China’s Space Surge — Why It Worries Washington
Why China’s space rise matters
China remains the No. 1 threat in space, according to senior U.S. Space Force leaders. They warn Beijing is closing the gap at an incredible pace. This acceleration affects warning, targeting, and the survivability of U.S. forces. Moreover, it reshapes deterrence across any Indo-Pacific contingency.
Building a longer, faster “kill chain”
China remains competitive in space because it is extending its precision-strike reach. U.S. commanders describe a maturing Chinese “kill chain” covering maritime, land, and air targets.
Consequently, space sensors now stitch together longer-range detection and faster targeting loops. U.S. expeditionary units, air wings, and ships are therefore subject to earlier and more accurate tracking.
Counter-space tools put US satellites at risk
China remains the No. 1 threat in space as it fields multiple counter-space options. These include jamming, cyber effects, on-orbit threats, and ground-launched missiles.
As a result, U.S. satellites that provide communications, navigation, missile warning, and battle management face rising risk. However, diversified constellations and resilient architectures can blunt these attacks.

A rapid expansion in satellites and sensors
China’s space surge is partly due to sheer scale. By July 2025, China had more than 1,189 satellites in orbit, up about 927% since 2015. Furthermore, over 500 reportedly carry ISR payloads across optical, radar, multispectral, and RF bands. Consequently, these sensors strengthen wide-area maritime domain awareness and improve cueing against carrier groups.
What this means for US forces
China continues to pose the greatest threat in space due to its potential to compromise America’s critical surveillance capabilities. Beijing can degrade U.S. space-based ISR, warning timelines shrink, and targeting becomes better. Therefore, combat becomes riskier and outcomes less certain.
To respond, the U.S. is accelerating launches of smaller, proliferated ISR and missile-warning satellites. In addition, it is hardening links, adding autonomy, and distributing command-and-control to survive first contact.
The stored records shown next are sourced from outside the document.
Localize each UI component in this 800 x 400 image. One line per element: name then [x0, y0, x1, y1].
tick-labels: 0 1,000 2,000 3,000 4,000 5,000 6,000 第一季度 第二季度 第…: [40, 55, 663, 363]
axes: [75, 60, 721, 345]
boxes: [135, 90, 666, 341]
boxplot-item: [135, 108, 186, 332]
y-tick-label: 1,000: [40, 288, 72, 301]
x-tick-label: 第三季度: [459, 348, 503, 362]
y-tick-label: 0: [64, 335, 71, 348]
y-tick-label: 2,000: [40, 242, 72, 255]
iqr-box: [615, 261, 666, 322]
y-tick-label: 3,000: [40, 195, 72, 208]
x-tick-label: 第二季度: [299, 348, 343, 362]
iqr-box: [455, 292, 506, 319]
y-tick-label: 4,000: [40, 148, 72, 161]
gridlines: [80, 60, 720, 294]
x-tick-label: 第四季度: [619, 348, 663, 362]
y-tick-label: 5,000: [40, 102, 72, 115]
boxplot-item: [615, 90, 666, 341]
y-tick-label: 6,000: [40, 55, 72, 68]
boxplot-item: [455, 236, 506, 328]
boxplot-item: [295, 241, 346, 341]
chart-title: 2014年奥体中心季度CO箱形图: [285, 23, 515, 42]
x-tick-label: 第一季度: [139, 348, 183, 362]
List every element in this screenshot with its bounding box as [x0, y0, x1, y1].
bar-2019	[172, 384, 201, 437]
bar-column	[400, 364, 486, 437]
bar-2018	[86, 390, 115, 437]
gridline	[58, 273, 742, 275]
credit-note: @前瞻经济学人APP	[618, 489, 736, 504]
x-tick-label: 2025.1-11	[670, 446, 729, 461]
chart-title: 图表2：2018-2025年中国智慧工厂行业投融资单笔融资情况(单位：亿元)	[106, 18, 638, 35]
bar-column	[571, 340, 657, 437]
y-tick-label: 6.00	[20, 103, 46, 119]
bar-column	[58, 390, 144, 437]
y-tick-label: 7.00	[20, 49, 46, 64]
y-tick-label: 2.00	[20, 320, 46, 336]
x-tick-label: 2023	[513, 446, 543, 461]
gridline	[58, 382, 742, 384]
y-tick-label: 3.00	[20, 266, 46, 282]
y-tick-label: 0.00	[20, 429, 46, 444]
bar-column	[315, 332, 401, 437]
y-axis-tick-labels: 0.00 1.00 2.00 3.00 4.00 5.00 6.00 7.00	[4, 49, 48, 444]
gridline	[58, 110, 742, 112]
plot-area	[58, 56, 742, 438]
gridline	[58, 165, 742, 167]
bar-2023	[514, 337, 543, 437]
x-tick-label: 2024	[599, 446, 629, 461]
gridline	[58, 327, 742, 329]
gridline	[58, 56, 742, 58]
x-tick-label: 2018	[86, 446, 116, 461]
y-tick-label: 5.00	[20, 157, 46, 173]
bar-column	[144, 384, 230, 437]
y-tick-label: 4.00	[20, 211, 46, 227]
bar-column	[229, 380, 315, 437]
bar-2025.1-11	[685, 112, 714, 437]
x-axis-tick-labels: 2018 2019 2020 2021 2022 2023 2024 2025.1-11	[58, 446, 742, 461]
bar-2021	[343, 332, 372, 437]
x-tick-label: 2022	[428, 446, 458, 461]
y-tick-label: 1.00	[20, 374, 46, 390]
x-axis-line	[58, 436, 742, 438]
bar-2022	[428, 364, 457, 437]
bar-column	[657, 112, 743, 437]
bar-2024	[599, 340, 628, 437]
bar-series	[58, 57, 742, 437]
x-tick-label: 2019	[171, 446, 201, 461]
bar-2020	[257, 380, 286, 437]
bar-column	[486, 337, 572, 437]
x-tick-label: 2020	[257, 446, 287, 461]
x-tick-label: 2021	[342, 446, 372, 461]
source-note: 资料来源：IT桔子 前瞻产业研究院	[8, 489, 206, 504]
Priorities for resilience and deterrence
China remains the No. 1 threat in space, yet the U.S. can restore its advantage with clear steps. First, proliferate layered constellations to reduce single points of failure. Second, integrate commercial imagery and RF data to widen coverage.
Third, train to fight through jamming and cyber pressure, not just avoid it. Finally, align joint fires with space-driven targeting so forces remain lethal even under attack.